Regulators alter financial accountability rules to cut red tape
· The Australian Prudential Regulation Authority and the Australian Securities and Investments Commission will streamline the financial accountability regime to reduce administrative workloads.
· The changes will eliminate key functions' requirements, lift materiality notification thresholds, and remove direct report tracking from accountability maps.
· The adjustment aims to deliver regulatory simplification aligned with the federal government's broader Better Regulation reforms.
The Australian Prudential Regulation Authority and the Australian Securities and Investments Commission announced regulatory adjustments to the Financial Accountability Regime to reduce reporting workloads for 4,500 accountable individuals.
The updates will cut the frequency of mandatory accountability map revisions by at least 50% across all accountable financial entities.

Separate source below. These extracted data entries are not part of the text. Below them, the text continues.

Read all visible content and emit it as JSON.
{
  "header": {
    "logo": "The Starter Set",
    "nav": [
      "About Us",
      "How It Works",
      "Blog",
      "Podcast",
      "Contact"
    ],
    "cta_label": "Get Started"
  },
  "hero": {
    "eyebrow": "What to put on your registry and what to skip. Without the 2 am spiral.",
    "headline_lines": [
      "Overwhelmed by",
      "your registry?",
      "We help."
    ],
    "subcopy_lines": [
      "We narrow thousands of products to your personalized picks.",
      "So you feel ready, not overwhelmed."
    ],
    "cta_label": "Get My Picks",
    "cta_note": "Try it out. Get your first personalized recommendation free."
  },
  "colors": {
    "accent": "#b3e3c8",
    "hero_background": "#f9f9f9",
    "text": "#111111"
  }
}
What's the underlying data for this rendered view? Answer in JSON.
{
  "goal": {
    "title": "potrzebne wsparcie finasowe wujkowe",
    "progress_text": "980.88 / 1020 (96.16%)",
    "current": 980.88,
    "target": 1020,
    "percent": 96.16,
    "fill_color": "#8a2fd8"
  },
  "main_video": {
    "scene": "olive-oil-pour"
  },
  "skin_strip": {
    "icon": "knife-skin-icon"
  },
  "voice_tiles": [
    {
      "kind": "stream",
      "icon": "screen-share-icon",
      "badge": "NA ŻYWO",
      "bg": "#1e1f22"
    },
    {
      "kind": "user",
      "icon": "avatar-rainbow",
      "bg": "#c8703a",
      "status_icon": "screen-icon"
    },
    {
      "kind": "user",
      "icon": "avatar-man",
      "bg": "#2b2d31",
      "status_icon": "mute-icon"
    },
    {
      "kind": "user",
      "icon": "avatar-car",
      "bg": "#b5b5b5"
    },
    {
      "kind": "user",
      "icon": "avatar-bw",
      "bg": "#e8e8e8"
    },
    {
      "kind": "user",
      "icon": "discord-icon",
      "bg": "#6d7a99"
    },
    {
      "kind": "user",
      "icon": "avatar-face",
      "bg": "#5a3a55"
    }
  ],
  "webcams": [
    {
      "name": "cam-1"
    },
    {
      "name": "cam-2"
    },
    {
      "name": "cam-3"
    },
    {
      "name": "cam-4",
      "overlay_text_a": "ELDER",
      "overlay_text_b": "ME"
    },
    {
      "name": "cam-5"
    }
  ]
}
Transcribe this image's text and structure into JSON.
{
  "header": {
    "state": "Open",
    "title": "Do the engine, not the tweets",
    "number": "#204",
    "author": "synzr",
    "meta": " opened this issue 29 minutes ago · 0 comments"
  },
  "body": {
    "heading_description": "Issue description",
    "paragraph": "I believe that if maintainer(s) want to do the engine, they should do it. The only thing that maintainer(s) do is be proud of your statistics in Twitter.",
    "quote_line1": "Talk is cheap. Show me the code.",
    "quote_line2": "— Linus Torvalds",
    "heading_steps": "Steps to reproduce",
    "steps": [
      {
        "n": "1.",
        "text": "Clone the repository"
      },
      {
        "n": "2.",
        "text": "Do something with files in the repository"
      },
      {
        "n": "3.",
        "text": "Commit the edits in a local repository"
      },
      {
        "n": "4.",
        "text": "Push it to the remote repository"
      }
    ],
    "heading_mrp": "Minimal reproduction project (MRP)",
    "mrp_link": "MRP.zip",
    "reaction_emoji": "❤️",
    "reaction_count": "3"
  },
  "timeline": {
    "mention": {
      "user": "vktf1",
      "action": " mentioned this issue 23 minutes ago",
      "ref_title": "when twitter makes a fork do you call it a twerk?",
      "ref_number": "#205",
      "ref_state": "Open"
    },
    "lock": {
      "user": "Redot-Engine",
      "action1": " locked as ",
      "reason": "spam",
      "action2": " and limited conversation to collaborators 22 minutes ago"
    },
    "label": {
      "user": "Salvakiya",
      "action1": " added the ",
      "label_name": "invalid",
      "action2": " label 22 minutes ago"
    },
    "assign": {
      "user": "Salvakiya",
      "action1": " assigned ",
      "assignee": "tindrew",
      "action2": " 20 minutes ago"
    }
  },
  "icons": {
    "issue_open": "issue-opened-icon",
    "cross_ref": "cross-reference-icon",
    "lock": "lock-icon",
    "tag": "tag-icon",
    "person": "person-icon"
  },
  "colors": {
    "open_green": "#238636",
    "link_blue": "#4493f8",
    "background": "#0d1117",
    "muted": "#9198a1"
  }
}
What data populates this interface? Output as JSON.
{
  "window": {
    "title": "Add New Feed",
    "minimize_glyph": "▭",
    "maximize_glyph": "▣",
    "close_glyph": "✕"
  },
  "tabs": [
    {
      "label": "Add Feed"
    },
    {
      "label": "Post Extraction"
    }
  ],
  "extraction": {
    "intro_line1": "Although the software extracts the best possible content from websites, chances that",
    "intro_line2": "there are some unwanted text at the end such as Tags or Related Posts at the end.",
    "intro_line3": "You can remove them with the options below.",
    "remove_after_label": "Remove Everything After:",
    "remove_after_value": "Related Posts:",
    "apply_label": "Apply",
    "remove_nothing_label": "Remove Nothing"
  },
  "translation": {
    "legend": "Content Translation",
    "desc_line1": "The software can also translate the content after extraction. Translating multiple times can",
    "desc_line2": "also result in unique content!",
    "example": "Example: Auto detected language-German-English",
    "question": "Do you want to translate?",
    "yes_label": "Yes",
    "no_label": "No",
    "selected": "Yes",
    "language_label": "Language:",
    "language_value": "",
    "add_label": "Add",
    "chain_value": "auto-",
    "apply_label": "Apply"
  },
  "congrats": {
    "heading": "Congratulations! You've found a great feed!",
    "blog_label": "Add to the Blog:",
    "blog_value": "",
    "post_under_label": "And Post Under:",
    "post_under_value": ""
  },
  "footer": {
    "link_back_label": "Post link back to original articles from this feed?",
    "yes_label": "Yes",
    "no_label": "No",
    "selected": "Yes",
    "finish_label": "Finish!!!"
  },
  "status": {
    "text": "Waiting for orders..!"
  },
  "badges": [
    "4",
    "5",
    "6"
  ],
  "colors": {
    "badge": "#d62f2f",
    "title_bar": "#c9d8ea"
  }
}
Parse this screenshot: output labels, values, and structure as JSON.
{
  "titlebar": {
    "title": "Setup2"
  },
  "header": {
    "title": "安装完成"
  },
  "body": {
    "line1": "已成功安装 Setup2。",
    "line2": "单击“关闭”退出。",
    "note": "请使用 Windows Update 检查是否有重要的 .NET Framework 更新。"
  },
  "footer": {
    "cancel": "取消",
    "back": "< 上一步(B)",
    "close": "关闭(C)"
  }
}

"The changes announced today get the balance right, ensuring the benefits of clarified accountabilities are retained in a proportionate way while allowing entities to get on with running their businesses," said APRA Member Therese McCarthy Hockey.
The reforms will also drop all reporting requirements under APRA's fit and proper regime, while ASIC will ease competence evidence rules for roughly 2,000 Australian financial services licensees from October.
The regulators intend to finalise consultations and implement the new streamlined reporting framework by the end of 2026.
The initiative forms part of a broader contribution to the federal government's Better Regulation reforms that were introduced in the 2026–27 budget.
The regulatory changes also align with wider data sharing and burden reduction objectives managed by the Council of Financial Regulators.